Opinião

Setembro: renovação e melhoria da escola

"E se pensarmos que as escolas também têm a responsabilidade de educar para a democracia e para o pluralismo, então, sermos capazes de ouvir os outros e, nos dissensos, negociar consensos faz dos órgãos colegiais da administração educativa exemplos de excelência da cultura democrática". Por Elvira Tristão, professora

By Jornal de Cá

September 10, 2026

Com o cheiro da pisa das uvas e da terra molhada, setembro entra-nos porta adentro com promessas de um bom ano novo, no que à escola diz respeito. E creio que o ano 2026/2027 será um ano inspirador e carregado de novas oportunidades para melhorarmos as nossas escolas.

Em ambos os agrupamentos de escolas do nosso concelho, teremos novos diretores, com equipas renovadas (insisto em não lhes chamar novas direções, porquanto o órgão de gestão é unipessoal, com tudo o que isso acarreta de poderes e responsabilidades). Teremos, também, novos órgãos de direção, que são os conselhos gerais (também a este órgão colegial, composto pelos stakeholders das respetivas comunidades escolares, insisto em chamar “órgão diretivo”, pois ė este que aprova as linhas orientadoras dos agrupamentos escolares e escrutina a gestão levada a cabo pelos diretores). Poderão os leitores argumentar que, se não houver renovação das equipas, não haverá mudança, logo, não existirá melhoria.

Porém – desculpem-me a esperança- não será assim, se da parte de todos nós houver vontade de fazer (ainda) melhor. E essa é obrigação de todos nós, assumindo cada um as suas competências e o seu papel nos processos de melhoria. Já todos conhecemos o provérbio africano de que é preciso toda a aldeia para educar uma criança. E eu acrescentaria “cada um, no âmbito das suas competências”.

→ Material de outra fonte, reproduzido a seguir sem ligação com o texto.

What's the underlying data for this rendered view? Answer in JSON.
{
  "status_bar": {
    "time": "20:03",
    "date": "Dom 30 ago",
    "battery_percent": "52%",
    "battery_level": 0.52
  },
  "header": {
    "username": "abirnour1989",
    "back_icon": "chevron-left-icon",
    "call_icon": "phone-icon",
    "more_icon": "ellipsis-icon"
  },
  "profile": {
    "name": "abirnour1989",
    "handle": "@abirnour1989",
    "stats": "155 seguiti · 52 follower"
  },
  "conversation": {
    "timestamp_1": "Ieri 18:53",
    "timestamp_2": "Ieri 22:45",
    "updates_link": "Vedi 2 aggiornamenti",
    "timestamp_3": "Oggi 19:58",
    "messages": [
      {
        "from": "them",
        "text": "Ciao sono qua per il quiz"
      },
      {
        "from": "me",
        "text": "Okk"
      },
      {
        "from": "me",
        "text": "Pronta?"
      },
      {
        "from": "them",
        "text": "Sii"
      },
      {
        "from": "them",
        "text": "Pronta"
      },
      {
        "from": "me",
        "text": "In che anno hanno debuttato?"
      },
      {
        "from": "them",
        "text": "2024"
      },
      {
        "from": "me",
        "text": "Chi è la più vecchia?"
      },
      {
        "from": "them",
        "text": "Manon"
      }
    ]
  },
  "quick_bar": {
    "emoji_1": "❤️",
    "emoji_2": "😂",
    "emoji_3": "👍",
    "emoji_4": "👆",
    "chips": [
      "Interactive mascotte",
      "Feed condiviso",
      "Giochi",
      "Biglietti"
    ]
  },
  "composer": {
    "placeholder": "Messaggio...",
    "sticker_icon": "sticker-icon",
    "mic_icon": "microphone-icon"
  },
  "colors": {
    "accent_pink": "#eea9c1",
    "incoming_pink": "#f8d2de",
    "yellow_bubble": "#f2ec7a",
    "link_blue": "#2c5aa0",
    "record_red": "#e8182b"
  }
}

Às famílias o cuidado e os valores; aos professores a pedagogia e o desenvolvimento do currículo de cada criança/ aluno; aos assistentes técnicos e operacionais o apoio à gestão administrativa, pedagógica e logística da escola; às estruturas de coordenação pedagógica (as ditas lideranças intermédias) a responsabilidade de conceber e organizar o projeto educativo e os currícula (avaliação incluída); aos subdiretores, adjuntos e assessores o apoio à gestão, cumprindo as diretrizes dos órgãos de coordenação pedagógica, de que os diretores são os líderes de topo; aos membros dos conselhos gerais o escrutínio e a aprovação das linhas orientadoras dos agrupamentos bem como a concertação de políticas locais; e, finalmente, às autarquias a garantia da segurança e da qualidade das infraestruturas e equipamentos bem como a dotação de meios humanos e materiais, em subsidiariedade com a administração central. E este resumo pecará, certamente, por defeito tal é a complexidade da administração da educação num processo de governação multinível (escola – município – comunidade – ministério da educação).

Nestes diferentes níveis, cada um tem o direito e a responsabilidade de participar, propondo novos modos de agir, mas também questionando os modos instalados, pois está provado que são, quase sempre, as perguntas que nos fazem avançar para patamares de maior qualidade. E se pensarmos que as escolas também têm a responsabilidade de educar para a democracia e para o pluralismo, então, sermos capazes de ouvir os outros e, nos dissensos, negociar consensos faz dos órgãos colegiais da administração educativa exemplos de excelência da cultura democrática.

Assim, para não me afastar do que me levou a escrever este artigo, formulo votos para que saibamos, respeitando as competências de cada um, melhorar a educação no nosso concelho. E dou alguns exemplos do que está a ser feito: o enorme investimento no Agrupamento D. Sancho I e as obras de manutenção na Escola Básica Marcelino Mesquita por parte do município; a organização dos exames e respetivas classificações, por parte dos professores; a preparação do novo ano letivo (turmas, distribuição de funções, horários, receção de novos equipamentos, limpezas e arrumações, por parte das diferentes equipas (docentes e não docentes).

E tanto há a fazer, a partir de setembro! Mais do que apontar o dedo ao que deveria ter sido feito, é imperativo rever e melhorar processos, planificar, aprender em multidisciplinaridade e, também, participar nos órgãos de coordenação, gestão e administração dos agrupamentos escolares, na construção de uma melhor educação para todos, onde todos temos voz e lugar. São estes os meus votos para o querido mês de setembro (e seguintes): renovar e melhorar! Quase sempre preferi o copo meio cheio ao copo meio vazio, o elogio à crítica.